Keywords: Hydraulic Models
Masonboro Inlet, N.C.
Numerical Models
Physical Models
Prototype Conditions
Publisher: Coastal Engineering Research Center (U.S.) General Investigation of Tidal Inlets Research Program
Engineer Research and Development Center (U.S.)
Abstract: A fixedbed distorted-scale physical model, a two-dimensional vertically integrated numerical model, and a spatially inteprated numerical model were calibrated to determine prototype conditions at Masonboro Inlet, North Carolina, in September 1969. Comparison of model results with prototype data showed that the physical model and the two-dimensional numerical model reproduced prototype conditions equally well. A second complete set of prototype data, including revised bathymetry in each model, was subsequently obtained at Masonboro Inlet in July 1974. After the bathymetry was updated, the models were run using the observed ocean tide as a forcing condition. The model predictions were then compared with prototype data without further recalibration.
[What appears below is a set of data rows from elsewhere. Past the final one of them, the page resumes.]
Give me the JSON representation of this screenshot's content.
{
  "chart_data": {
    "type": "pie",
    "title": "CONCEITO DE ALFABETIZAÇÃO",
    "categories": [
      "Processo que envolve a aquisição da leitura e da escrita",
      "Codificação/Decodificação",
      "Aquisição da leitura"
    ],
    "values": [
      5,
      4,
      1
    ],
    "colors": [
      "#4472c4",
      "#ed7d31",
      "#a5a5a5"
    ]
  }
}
Both the physical and the two-dimensional numerical models reproduced observed tidal records and vertically averaged velocities equally well. No appreciable improvement in tidal height or velocity predictions was obtained by modeling prototype wind waves in the physical model. The waves caused a slight increase in bay water levels that also occurred in the prototype. Neither numerical model had the capability to model wind waves. The spatially integrated model only predicts the average bay water level and the inlet mean velocity time histories. The predictions from the other models and the prototype data were averaged for comparison with the spatially integrated model. The spatially integrated model did not predict the average bay levels as well as the other models; however, it did predict the mean inlet velocities significantly better than the other two models. The accuracy of the spatially integrated model in predicting mean inlet velocities appears to be less sensitive to calibration than the more detailed physical and numerical models tested in this study.